For solving a problem of the form: AX=B
There are two options:
magma_int_t magma_dgesv (magma_int_t n, magma_int_t nrhs, double *A, magma_int_t lda, magma_int_t *ipiv, double *B, magma_int_t ldb, magma_int_t *info)
magma_int_t magma_dgesv_gpu (magma_int_t n, magma_int_t nrhs, magmaDouble_ptr dA, magma_int_t ldda, magma_int_t *ipiv, magmaDouble_ptr dB, magma_int_t lddb, magma_int_t *info)
With the latter one (magma_dgesv_gpu), I can use pinned CPU memory and async copy.
I wanted to know if there is an analogous version for the subroutine: magma_dsygvdx_m. (magma_dsygvdx_m_gpu?)
Where the magma_dsygvdx_m is called this way:
magma_dsygvdx_m (magma_int_t ngpu, magma_int_t itype, magma_vec_t jobz, magma_range_t range, magma_uplo_t uplo, magma_int_t n, double *A, magma_int_t lda, double *B, magma_int_t ldb, double vl, double vu, magma_int_t il, magma_int_t iu, magma_int_t *m, double *w, double *work, magma_int_t lwork, magma_int_t *iwork, magma_int_t liwork, magma_int_t *info)

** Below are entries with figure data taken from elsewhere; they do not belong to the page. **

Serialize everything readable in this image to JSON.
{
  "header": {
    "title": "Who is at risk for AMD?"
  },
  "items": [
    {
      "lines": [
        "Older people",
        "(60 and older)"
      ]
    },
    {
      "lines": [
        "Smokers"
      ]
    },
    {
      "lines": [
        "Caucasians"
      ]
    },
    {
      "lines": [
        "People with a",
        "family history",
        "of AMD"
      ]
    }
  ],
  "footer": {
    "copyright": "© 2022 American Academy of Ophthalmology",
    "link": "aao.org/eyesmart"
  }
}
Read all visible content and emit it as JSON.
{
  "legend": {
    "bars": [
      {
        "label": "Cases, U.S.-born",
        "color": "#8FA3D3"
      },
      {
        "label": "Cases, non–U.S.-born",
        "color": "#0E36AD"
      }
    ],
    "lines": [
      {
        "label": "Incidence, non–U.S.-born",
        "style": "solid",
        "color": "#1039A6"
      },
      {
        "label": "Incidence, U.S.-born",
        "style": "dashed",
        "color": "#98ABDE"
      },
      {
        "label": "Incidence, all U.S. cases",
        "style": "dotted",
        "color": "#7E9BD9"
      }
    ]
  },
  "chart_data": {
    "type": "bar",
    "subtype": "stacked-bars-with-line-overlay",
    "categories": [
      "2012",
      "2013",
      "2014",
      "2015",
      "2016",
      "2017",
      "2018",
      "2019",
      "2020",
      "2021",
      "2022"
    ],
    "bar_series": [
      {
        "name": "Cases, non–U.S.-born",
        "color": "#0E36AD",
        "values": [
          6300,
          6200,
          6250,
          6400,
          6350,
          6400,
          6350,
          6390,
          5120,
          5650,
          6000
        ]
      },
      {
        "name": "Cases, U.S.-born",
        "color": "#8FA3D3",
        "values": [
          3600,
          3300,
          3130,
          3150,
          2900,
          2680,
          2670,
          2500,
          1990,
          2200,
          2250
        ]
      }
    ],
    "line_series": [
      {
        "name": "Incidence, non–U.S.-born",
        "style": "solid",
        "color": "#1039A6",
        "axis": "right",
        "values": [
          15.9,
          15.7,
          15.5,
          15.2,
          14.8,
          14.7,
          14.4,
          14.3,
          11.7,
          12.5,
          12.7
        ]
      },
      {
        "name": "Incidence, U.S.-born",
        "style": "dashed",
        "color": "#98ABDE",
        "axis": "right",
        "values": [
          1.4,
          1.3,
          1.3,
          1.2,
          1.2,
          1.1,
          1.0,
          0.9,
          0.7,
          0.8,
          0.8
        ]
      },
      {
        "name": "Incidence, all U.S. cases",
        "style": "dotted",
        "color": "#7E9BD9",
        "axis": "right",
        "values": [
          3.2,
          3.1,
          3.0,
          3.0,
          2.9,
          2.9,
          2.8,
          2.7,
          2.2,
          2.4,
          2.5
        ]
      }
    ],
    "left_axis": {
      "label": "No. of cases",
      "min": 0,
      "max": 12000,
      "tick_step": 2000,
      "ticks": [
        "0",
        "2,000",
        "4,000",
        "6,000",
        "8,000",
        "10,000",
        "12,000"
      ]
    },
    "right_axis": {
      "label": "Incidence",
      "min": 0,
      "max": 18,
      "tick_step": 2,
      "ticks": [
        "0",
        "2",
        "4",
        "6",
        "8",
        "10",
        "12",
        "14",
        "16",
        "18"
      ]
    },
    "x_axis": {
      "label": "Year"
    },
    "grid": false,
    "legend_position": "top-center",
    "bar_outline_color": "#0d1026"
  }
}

My ultimate purpose is to reduce data transfer and improve efficiency.
Pinned memory for diagonalization dsygvd (Divide and conquer)
Re: Pinned memory for diagonalization dsygvd (Divide and conquer)
Because of the complexity of managing an array distributed across multiple GPUs, we don't currently have a version of sygvdx_m where the matrix is given on the GPUs (i.e., sygvdx_mgpu).
I do recommend trying the 2-stage version, dsygvdx_2stage_m, which is often faster.
-mark
I do recommend trying the 2-stage version, dsygvdx_2stage_m, which is often faster.
-mark